El látigo sonó como una fuerte bofetada y Rudy, que cumpliría diez años en dos semanas, rompió a llorar. Max apretó los dientes mientras seguía mesándose los cabellos, y se llevó las muñecas a los oídos, en un vano intento de no oír el llanto de su hermano y el látigo golpeando la carne, la grasa y los huesos.

Como tenía los oídos tapados, no oyó entrar a su padre y sólo levantó la vista cuando su sombra se proyectó sobre él. Abraham estaba en el umbral del vestíbulo, despeinado, el cuello de la camisa torcido y el látigo apuntando hacia el suelo. Max esperaba que le pegara también a él, pero no fue así.

– Ayuda a tu hermano a entrar en casa.

Max se puso en pie tambaleándose. Se sentía incapaz de sostener la mirada de su padre, así que bajó la vista y fijó los ojos en el látigo. El dorso de la mano de su padre estaba salpicado de sangre y al verla Max contuvo el aliento.

– Ya ves lo que me obligas a hacer.

Max no contestó, tal vez no hacía falta. Su padre permaneció allí de pie unos instantes más y después se dirigió a la parte de atrás de la casa, hacia su estudio privado, que siempre cerraba con llave; una habitación en la que tenían prohibido entrar sin su permiso. Muchas noches se quedaba dormido allí dentro y le oían gritar en sueños, maldiciendo en holandés.

– Deja de correr -gritó Max-. Sabes que al final te alcanzaré.
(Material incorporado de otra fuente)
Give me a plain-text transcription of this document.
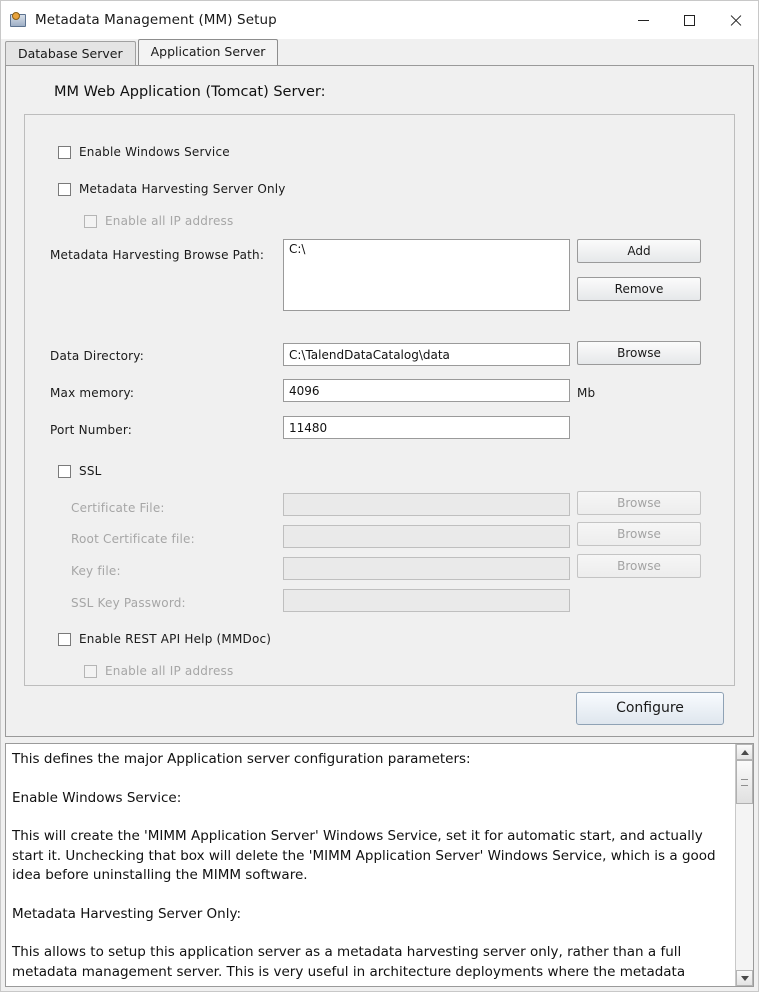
Metadata Management (MM) Setup
Database Server	Application Server
MM Web Application (Tomcat) Server:
Enable Windows Service
Metadata Harvesting Server Only
Enable all IP address
Metadata Harvesting Browse Path:
C:\	Add
Remove
Data Directory:
C:\TalendDataCatalog\data	Browse
Max memory:
4096	Mb
Port Number:
11480
SSL
Certificate File:	Browse
Root Certificate file:	Browse
Key file:	Browse
SSL Key Password:
Enable REST API Help (MMDoc)
Enable all IP address
Configure

This defines the major Application server configuration parameters:

Enable Windows Service:

This will create the 'MIMM Application Server' Windows Service, set it for automatic start, and actually start it. Unchecking that box will delete the 'MIMM Application Server' Windows Service, which is a good idea before uninstalling the MIMM software.

Metadata Harvesting Server Only:

This allows to setup this application server as a metadata harvesting server only, rather than a full metadata management server. This is very useful in architecture deployments where the metadata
Rudolf cruzó de un brinco el corral, se apoyó en el cerco y saltó por encima de él para después echar a correr hacia uno de los laterales de la casa, dejando tras de sí una estela de risas.

– Devuélvemela -dijo Max. Saltó el cerco sin dejar de correr y aterrizó en el suelo sin perder el equilibrio. Estaba enfadado, muy enfadado y la furia lo dotaba de una agilidad inesperada, inesperada porque tenía la constitución de su padre: un corpulento carabao al que obligan a caminar sobre las patas traseras.
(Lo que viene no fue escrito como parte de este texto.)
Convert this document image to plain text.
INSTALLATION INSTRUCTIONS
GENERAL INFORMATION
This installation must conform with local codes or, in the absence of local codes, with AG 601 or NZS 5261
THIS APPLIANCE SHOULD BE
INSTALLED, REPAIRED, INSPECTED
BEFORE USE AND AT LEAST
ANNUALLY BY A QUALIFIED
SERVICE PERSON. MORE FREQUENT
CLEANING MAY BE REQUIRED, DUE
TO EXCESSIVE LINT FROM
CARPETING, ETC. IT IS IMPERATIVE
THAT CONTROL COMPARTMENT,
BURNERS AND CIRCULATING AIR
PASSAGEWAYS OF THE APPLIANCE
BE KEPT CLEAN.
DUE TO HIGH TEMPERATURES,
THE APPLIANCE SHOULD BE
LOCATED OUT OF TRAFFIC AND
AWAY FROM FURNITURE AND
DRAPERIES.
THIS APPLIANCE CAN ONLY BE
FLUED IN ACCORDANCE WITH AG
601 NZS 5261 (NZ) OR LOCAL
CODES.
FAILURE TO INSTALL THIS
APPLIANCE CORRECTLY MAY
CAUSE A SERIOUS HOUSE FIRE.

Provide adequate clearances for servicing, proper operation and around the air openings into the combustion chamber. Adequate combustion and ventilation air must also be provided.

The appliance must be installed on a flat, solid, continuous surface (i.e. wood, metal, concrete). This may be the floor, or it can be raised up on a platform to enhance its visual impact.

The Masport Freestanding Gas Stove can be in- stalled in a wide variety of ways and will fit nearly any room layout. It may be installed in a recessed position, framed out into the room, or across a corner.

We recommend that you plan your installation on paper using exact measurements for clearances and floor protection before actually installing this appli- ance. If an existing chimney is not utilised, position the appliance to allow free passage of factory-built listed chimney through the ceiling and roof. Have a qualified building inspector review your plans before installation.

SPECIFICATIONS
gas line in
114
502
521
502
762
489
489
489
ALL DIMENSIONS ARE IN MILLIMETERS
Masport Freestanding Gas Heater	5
Rudy, en cambio, había heredado la complexión delicada de su madre, así como su piel de porcelana. Era rápido, pero Max estaba a punto de alcanzarlo, ya que Rudy volvía la vista atrás demasiado a menudo, sin concentrarse en una u otra dirección. Estaba a punto de alcanzar el lateral de la casa y, una vez allí, Max podría acorralarlo contra la pared e inmovilizarlo, impidiendo que huyera hacia derecha o izquierda.

Pero Rudy no intentó ir ni a la derecha ni a la izquierda. La ventana del estudio de su padre estaba abierta unos centímetros, dejando entrever la fresca quietud propia de las bibliotecas. Rudy se aferró al alféizar con una mano -en la otra aún llevaba la carta de Max- y, tras un rápido vistazo atrás, saltó en dirección a las sombras.
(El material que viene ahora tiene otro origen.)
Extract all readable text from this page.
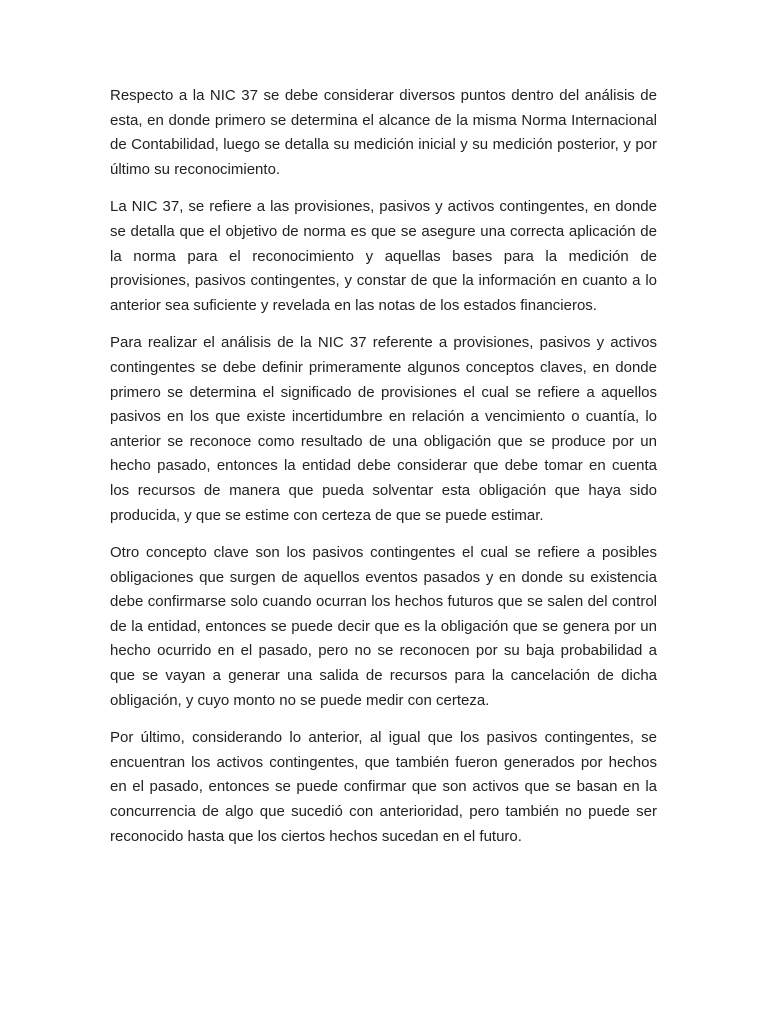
Respecto a la NIC 37 se debe considerar diversos puntos dentro del análisis de esta, en donde primero se determina el alcance de la misma Norma Internacional de Contabilidad, luego se detalla su medición inicial y su medición posterior, y por último su reconocimiento.

La NIC 37, se refiere a las provisiones, pasivos y activos contingentes, en donde se detalla que el objetivo de norma es que se asegure una correcta aplicación de la norma para el reconocimiento y aquellas bases para la medición de provisiones, pasivos contingentes, y constar de que la información en cuanto a lo anterior sea suficiente y revelada en las notas de los estados financieros.

Para realizar el análisis de la NIC 37 referente a provisiones, pasivos y activos contingentes se debe definir primeramente algunos conceptos claves, en donde primero se determina el significado de provisiones el cual se refiere a aquellos pasivos en los que existe incertidumbre en relación a vencimiento o cuantía, lo anterior se reconoce como resultado de una obligación que se produce por un hecho pasado, entonces la entidad debe considerar que debe tomar en cuenta los recursos de manera que pueda solventar esta obligación que haya sido producida, y que se estime con certeza de que se puede estimar.

Otro concepto clave son los pasivos contingentes el cual se refiere a posibles obligaciones que surgen de aquellos eventos pasados y en donde su existencia debe confirmarse solo cuando ocurran los hechos futuros que se salen del control de la entidad, entonces se puede decir que es la obligación que se genera por un hecho ocurrido en el pasado, pero no se reconocen por su baja probabilidad a que se vayan a generar una salida de recursos para la cancelación de dicha obligación, y cuyo monto no se puede medir con certeza.

Por último, considerando lo anterior, al igual que los pasivos contingentes, se encuentran los activos contingentes, que también fueron generados por hechos en el pasado, entonces se puede confirmar que son activos que se basan en la concurrencia de algo que sucedió con anterioridad, pero también no puede ser reconocido hasta que los ciertos hechos sucedan en el futuro.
Por grande que fuera la ira de su padre cuando llegaban a casa después de anochecer, no era nada comparada a la que sentiría si se enteraba de que habían entrado en su santuario privado. Pero su padre había salido, había ido a alguna parte en su Ford, y Max no se detuvo a pensar en qué les pasaría si regresaba inesperadamente. Saltó y asió a su hermano por un tobillo, pensando que conseguiría arrastrarlo de nuevo a la luz, pero Rudy chilló y con una patada se liberó de la mano de Max. El pequeño se precipitó hacia la oscuridad y aterrizó en el suelo de madera, con un golpe seco que hizo temblar dentro de la habitación algún objeto de cristal sin identificar. Entonces Max se agarró al alféizar, tomó impulso…

– Despacio, Max, está… -empezó a decir su hermano.

… y saltó por la ventana.

– … muy alto -terminó Rudy.

Max había entrado antes en el estudio de su padre, por supuesto (en ocasiones, Abraham los invitaba a ir allí para «una pequeña charla», lo que quería decir que él hablaba y ellos escuchaban), pero nunca por la ventana. Se inclinó hacia delante y vio el suelo a casi un metro de distancia, y se dio cuenta, asombrado, de que iba a aterrizar de cara. Por el rabillo del ojo acertó a ver una mesa redonda junto a una de las mecedoras de su padre, y se aferró a ella para evitar caerse. Pero ya había tomado impulso y éste lo lanzó adelante, haciéndole chocar contra el suelo. Pudo girar la cara en el último momento y el peso del cuerpo recayó casi por entero en su hombro derecho. Los muebles temblaron y la mesa se volcó con todo lo que tenía encima. Max oyó que algo se caía y escuchó un ruido de cristales rotos que le resultó más doloroso que el golpe en el hombro.